In its resolution to boycott HP, the Students Federation of India (SFI) condemned Israel’s recent violence against unarmed Palestinian protesters in Gaza, where Israel killed at least 121 Palestinians and injured more than 13,000 in just the last two months. It also criticised the current right-wing government in India for its “close security and military ties with Israel” and for having become “the largest arms buyer from Israel.”
Vikram Singh, the federation’s General Secretary, promised that the campaign to boycott HP in India would grow:
Our federation will spread the BDS movement and the HP boycott campaign in college and university campuses across India. We will work to convince university administrations to adopt procurement policies that prohibit doing business with HP companies until they prove that they are no longer complicit in Israel’s egregious violations of Palestinian human rights.
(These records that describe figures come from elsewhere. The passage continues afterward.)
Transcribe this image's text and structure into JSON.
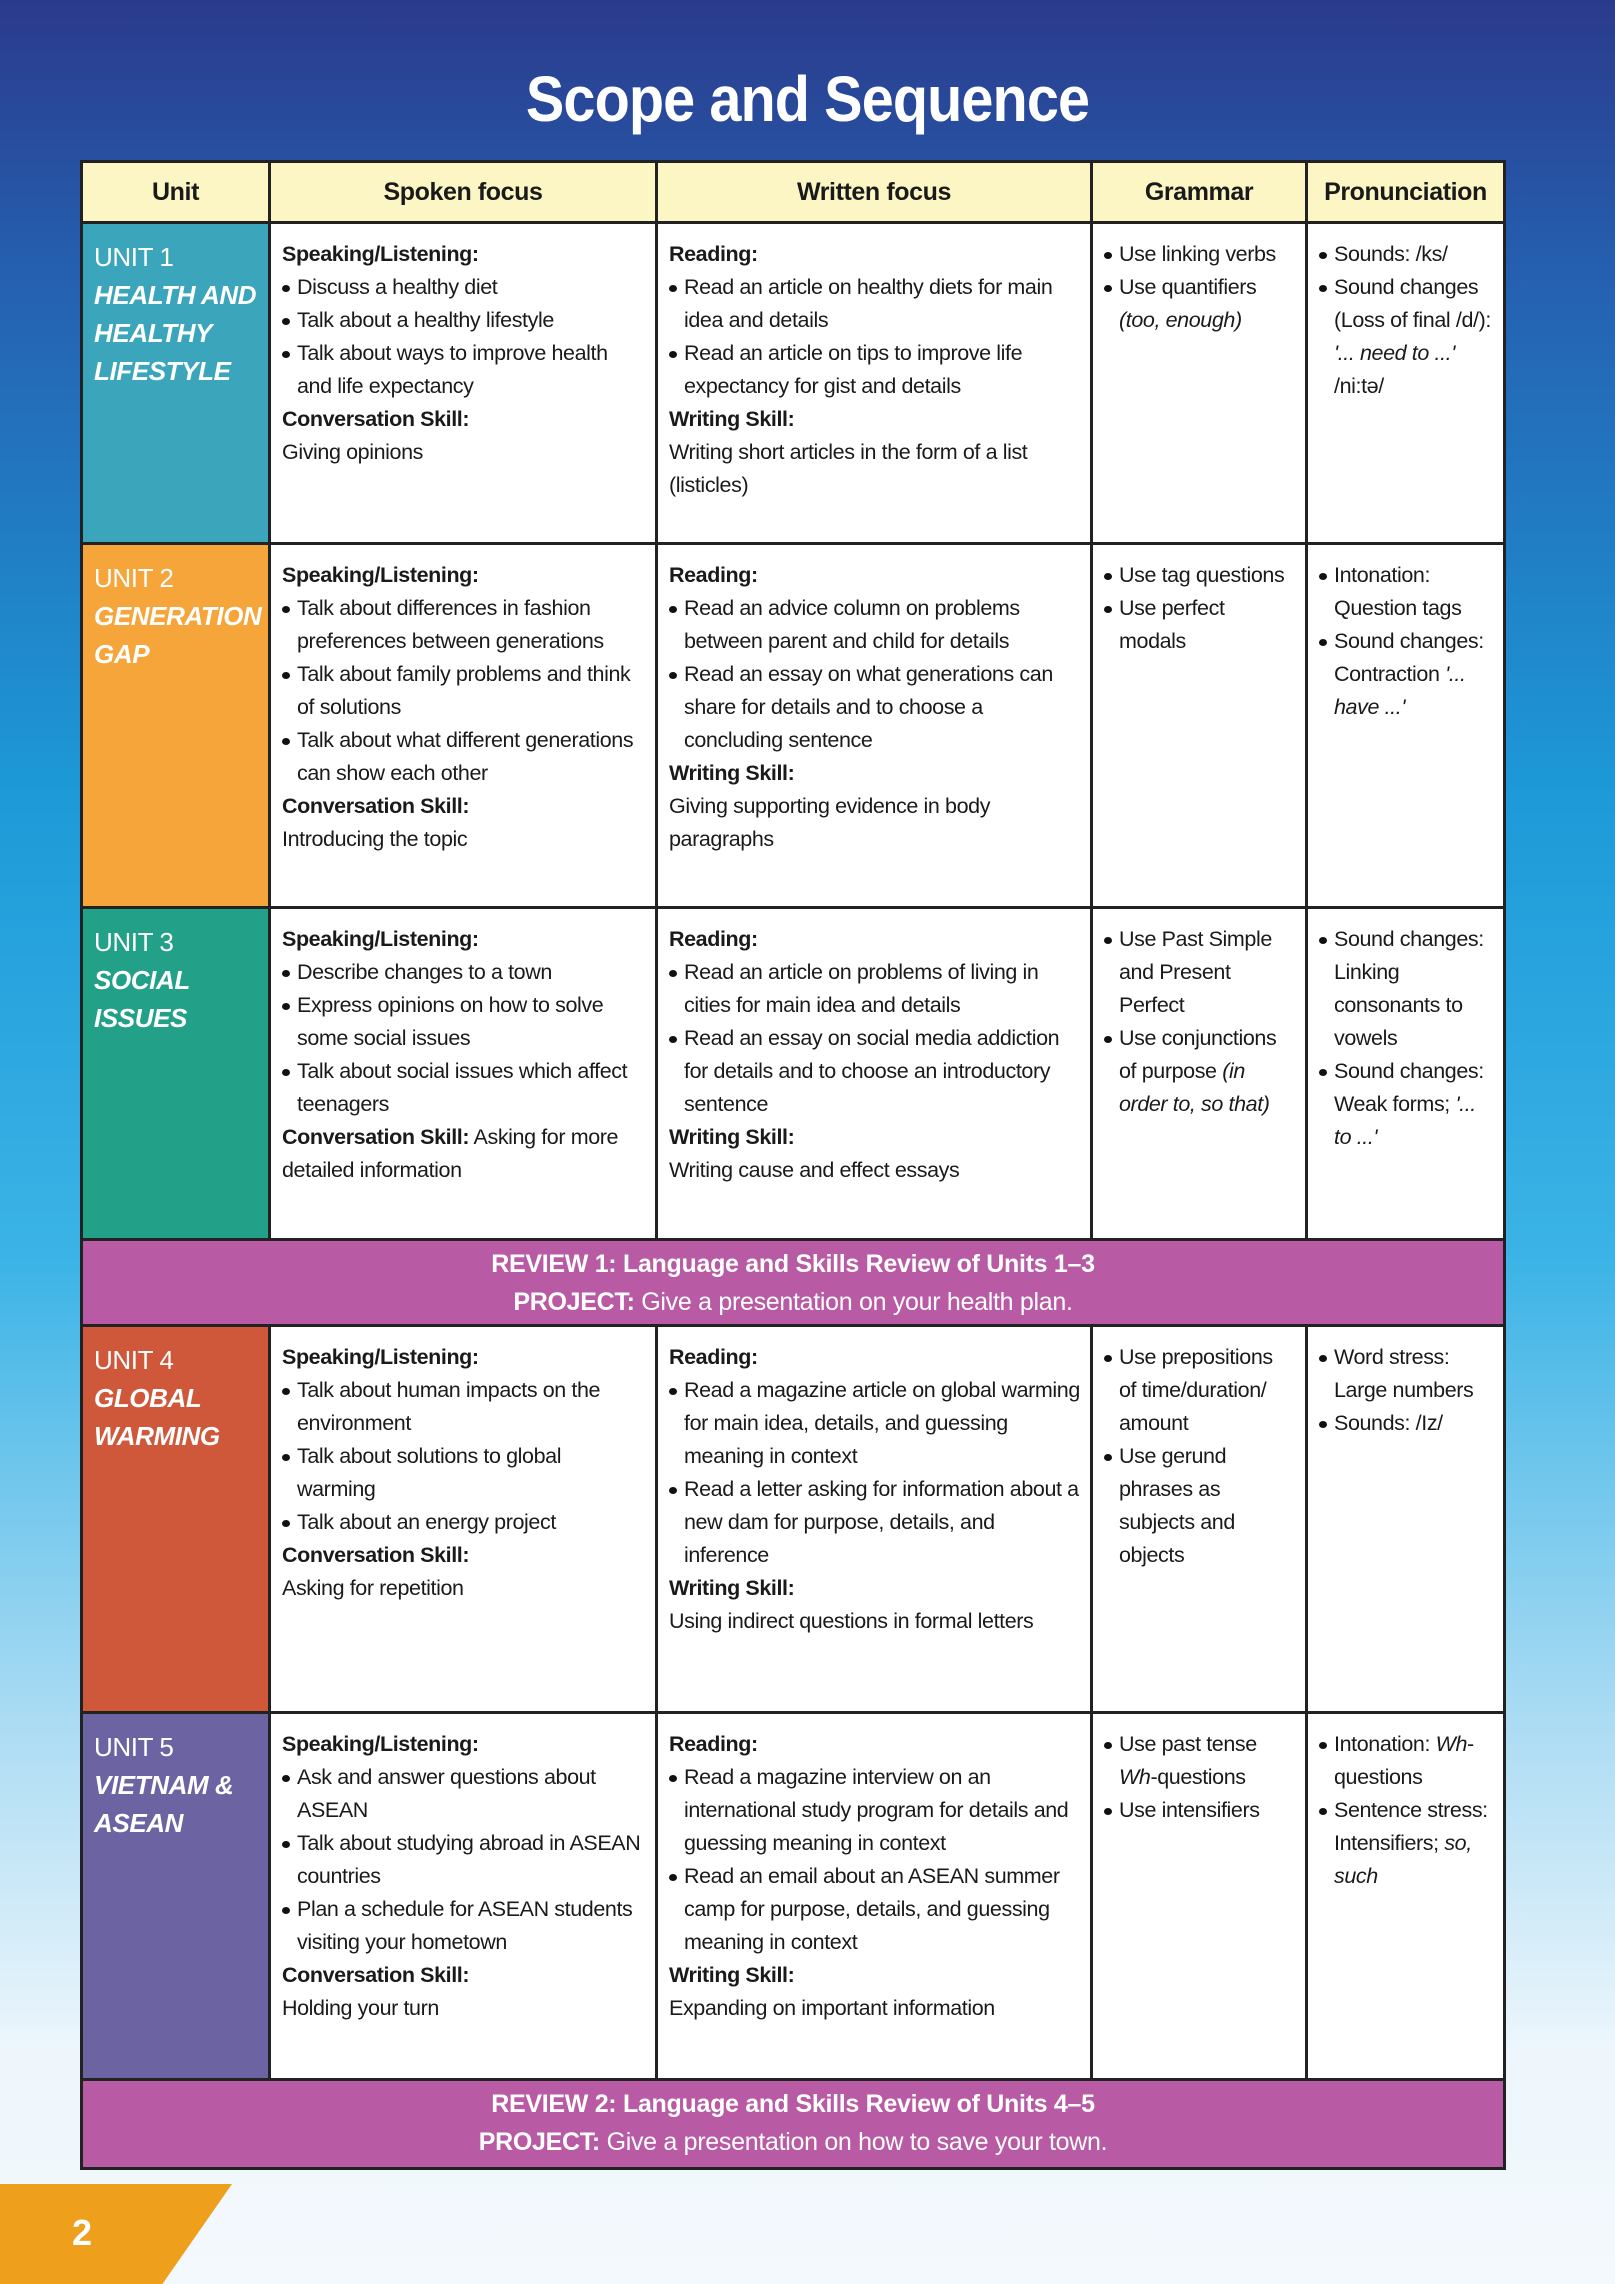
{
  "title": "Scope and Sequence",
  "page_number": "2",
  "colors": {
    "header": "#fbf6c4",
    "review": "#b95aa5",
    "page_badge": "#ee9f1c"
  },
  "headers": [
    "Unit",
    "Spoken focus",
    "Written focus",
    "Grammar",
    "Pronunciation"
  ],
  "rows": [
    {
      "type": "unit",
      "color": "#3aa5bb",
      "height": 321,
      "unit": "UNIT 1",
      "name": "HEALTH AND HEALTHY LIFESTYLE",
      "spoken": [
        {
          "h": "Speaking/Listening:"
        },
        {
          "li": [
            {
              "t": "Discuss a healthy diet"
            }
          ]
        },
        {
          "li": [
            {
              "t": "Talk about a healthy lifestyle"
            }
          ]
        },
        {
          "li": [
            {
              "t": "Talk about ways to improve health and life expectancy"
            }
          ]
        },
        {
          "h": "Conversation Skill:"
        },
        {
          "p": [
            {
              "t": "Giving opinions"
            }
          ]
        }
      ],
      "written": [
        {
          "h": "Reading:"
        },
        {
          "li": [
            {
              "t": "Read an article on healthy diets for main idea and details"
            }
          ]
        },
        {
          "li": [
            {
              "t": "Read an article on tips to improve life expectancy for gist and details"
            }
          ]
        },
        {
          "h": "Writing Skill:"
        },
        {
          "p": [
            {
              "t": "Writing short articles in the form of a list (listicles)"
            }
          ]
        }
      ],
      "grammar": [
        {
          "li": [
            {
              "t": "Use linking verbs"
            }
          ]
        },
        {
          "li": [
            {
              "t": "Use quantifiers "
            },
            {
              "t": "(too, enough)",
              "i": true
            }
          ]
        }
      ],
      "pron": [
        {
          "li": [
            {
              "t": "Sounds: /ks/"
            }
          ]
        },
        {
          "li": [
            {
              "t": "Sound changes (Loss of final /d/): "
            },
            {
              "t": "'... need to ...'",
              "i": true
            },
            {
              "t": " /ni:tə/"
            }
          ]
        }
      ]
    },
    {
      "type": "unit",
      "color": "#f5a53a",
      "height": 364,
      "unit": "UNIT 2",
      "name": "GENERATION GAP",
      "spoken": [
        {
          "h": "Speaking/Listening:"
        },
        {
          "li": [
            {
              "t": "Talk about differences in fashion preferences between generations"
            }
          ]
        },
        {
          "li": [
            {
              "t": "Talk about family problems and think of solutions"
            }
          ]
        },
        {
          "li": [
            {
              "t": "Talk about what different generations can show each other"
            }
          ]
        },
        {
          "h": "Conversation Skill:"
        },
        {
          "p": [
            {
              "t": "Introducing the topic"
            }
          ]
        }
      ],
      "written": [
        {
          "h": "Reading:"
        },
        {
          "li": [
            {
              "t": "Read an advice column on problems between parent and child for details"
            }
          ]
        },
        {
          "li": [
            {
              "t": "Read an essay on what generations can share for details and to choose a concluding sentence"
            }
          ]
        },
        {
          "h": "Writing Skill:"
        },
        {
          "p": [
            {
              "t": "Giving supporting evidence in body paragraphs"
            }
          ]
        }
      ],
      "grammar": [
        {
          "li": [
            {
              "t": "Use tag questions"
            }
          ]
        },
        {
          "li": [
            {
              "t": "Use perfect modals"
            }
          ]
        }
      ],
      "pron": [
        {
          "li": [
            {
              "t": "Intonation: Question tags"
            }
          ]
        },
        {
          "li": [
            {
              "t": "Sound changes: Contraction "
            },
            {
              "t": "'... have ...'",
              "i": true
            }
          ]
        }
      ]
    },
    {
      "type": "unit",
      "color": "#22a088",
      "height": 332,
      "unit": "UNIT 3",
      "name": "SOCIAL ISSUES",
      "spoken": [
        {
          "h": "Speaking/Listening:"
        },
        {
          "li": [
            {
              "t": "Describe changes to a town"
            }
          ]
        },
        {
          "li": [
            {
              "t": "Express opinions on how to solve some social issues"
            }
          ]
        },
        {
          "li": [
            {
              "t": "Talk about social issues which affect teenagers"
            }
          ]
        },
        {
          "p": [
            {
              "t": "Conversation Skill:",
              "b": true
            },
            {
              "t": " Asking for more detailed information"
            }
          ]
        }
      ],
      "written": [
        {
          "h": "Reading:"
        },
        {
          "li": [
            {
              "t": "Read an article on problems of living in cities for main idea and details"
            }
          ]
        },
        {
          "li": [
            {
              "t": "Read an essay on social media addiction for details and to choose an introductory sentence"
            }
          ]
        },
        {
          "h": "Writing Skill:"
        },
        {
          "p": [
            {
              "t": "Writing cause and effect essays"
            }
          ]
        }
      ],
      "grammar": [
        {
          "li": [
            {
              "t": "Use Past Simple and Present Perfect"
            }
          ]
        },
        {
          "li": [
            {
              "t": "Use conjunctions of purpose "
            },
            {
              "t": "(in order to, so that)",
              "i": true
            }
          ]
        }
      ],
      "pron": [
        {
          "li": [
            {
              "t": "Sound changes: Linking consonants to vowels"
            }
          ]
        },
        {
          "li": [
            {
              "t": "Sound changes: Weak forms; "
            },
            {
              "t": "'... to ...'",
              "i": true
            }
          ]
        }
      ]
    },
    {
      "type": "review",
      "height": 86,
      "line1": "REVIEW 1: Language and Skills Review of Units 1–3",
      "project_label": "PROJECT:",
      "project_text": " Give a presentation on your health plan."
    },
    {
      "type": "unit",
      "color": "#cf583a",
      "height": 387,
      "unit": "UNIT 4",
      "name": "GLOBAL WARMING",
      "spoken": [
        {
          "h": "Speaking/Listening:"
        },
        {
          "li": [
            {
              "t": "Talk about human impacts on the environment"
            }
          ]
        },
        {
          "li": [
            {
              "t": "Talk about solutions to global warming"
            }
          ]
        },
        {
          "li": [
            {
              "t": "Talk about an energy project"
            }
          ]
        },
        {
          "h": "Conversation Skill:"
        },
        {
          "p": [
            {
              "t": "Asking for repetition"
            }
          ]
        }
      ],
      "written": [
        {
          "h": "Reading:"
        },
        {
          "li": [
            {
              "t": "Read a magazine article on global warming for main idea, details, and guessing meaning in context"
            }
          ]
        },
        {
          "li": [
            {
              "t": "Read a letter asking for information about a new dam for purpose, details, and inference"
            }
          ]
        },
        {
          "h": "Writing Skill:"
        },
        {
          "p": [
            {
              "t": "Using indirect questions in formal letters"
            }
          ]
        }
      ],
      "grammar": [
        {
          "li": [
            {
              "t": "Use prepositions of time/duration/ amount"
            }
          ]
        },
        {
          "li": [
            {
              "t": "Use gerund phrases as subjects and objects"
            }
          ]
        }
      ],
      "pron": [
        {
          "li": [
            {
              "t": "Word stress: Large numbers"
            }
          ]
        },
        {
          "li": [
            {
              "t": "Sounds: /Iz/"
            }
          ]
        }
      ]
    },
    {
      "type": "unit",
      "color": "#6c63a3",
      "height": 367,
      "unit": "UNIT 5",
      "name": "VIETNAM & ASEAN",
      "spoken": [
        {
          "h": "Speaking/Listening:"
        },
        {
          "li": [
            {
              "t": "Ask and answer questions about ASEAN"
            }
          ]
        },
        {
          "li": [
            {
              "t": "Talk about studying abroad in ASEAN countries"
            }
          ]
        },
        {
          "li": [
            {
              "t": "Plan a schedule for ASEAN students visiting your hometown"
            }
          ]
        },
        {
          "h": "Conversation Skill:"
        },
        {
          "p": [
            {
              "t": "Holding your turn"
            }
          ]
        }
      ],
      "written": [
        {
          "h": "Reading:"
        },
        {
          "li": [
            {
              "t": "Read a magazine interview on an international study program for details and guessing meaning in context"
            }
          ]
        },
        {
          "li": [
            {
              "t": "Read an email about an ASEAN summer camp for purpose, details, and guessing meaning in context"
            }
          ]
        },
        {
          "h": "Writing Skill:"
        },
        {
          "p": [
            {
              "t": "Expanding on important information"
            }
          ]
        }
      ],
      "grammar": [
        {
          "li": [
            {
              "t": "Use past tense "
            },
            {
              "t": "Wh",
              "i": true
            },
            {
              "t": "-questions"
            }
          ]
        },
        {
          "li": [
            {
              "t": "Use intensifiers"
            }
          ]
        }
      ],
      "pron": [
        {
          "li": [
            {
              "t": "Intonation: "
            },
            {
              "t": "Wh",
              "i": true
            },
            {
              "t": "-questions"
            }
          ]
        },
        {
          "li": [
            {
              "t": "Sentence stress: Intensifiers; "
            },
            {
              "t": "so, such",
              "i": true
            }
          ]
        }
      ]
    },
    {
      "type": "review",
      "height": 86,
      "line1": "REVIEW 2: Language and Skills Review of Units 4–5",
      "project_label": "PROJECT:",
      "project_text": " Give a presentation on how to save your town."
    }
  ]
}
Until then, this boycott will continue and will grow even stronger.
Abdulrahman Abunahel, a Gaza-based community organiser and coordinator for the Palestinian BDS National Committee (BNC) welcomed the resolution:
Palestinian students and youth movements deeply appreciate the solidarity expressed by our counterparts in the Students Federation of India. As a young Palestinian in Gaza, I know first hand how difficult it is to study, and to simply live, under decades of Israel’s brutal military rule and devastating siege. And I’m heartened by this important gesture of support from India, which reaffirms that where governments fail, people have the the power to act and make a difference.
In the past few years, US church denominations such as the US Presbyterian Church and the United Church of Christ have divested from HP. Friends Fiduciary Corporation, the socially responsible investment firm serving over three hundred Quaker institutions in the United States, divested from HP in 2012. Most recently, the Dublin City Council joined the BDS movement and called for ending ties with HP because of the company’s complicity in Israeli apartheid.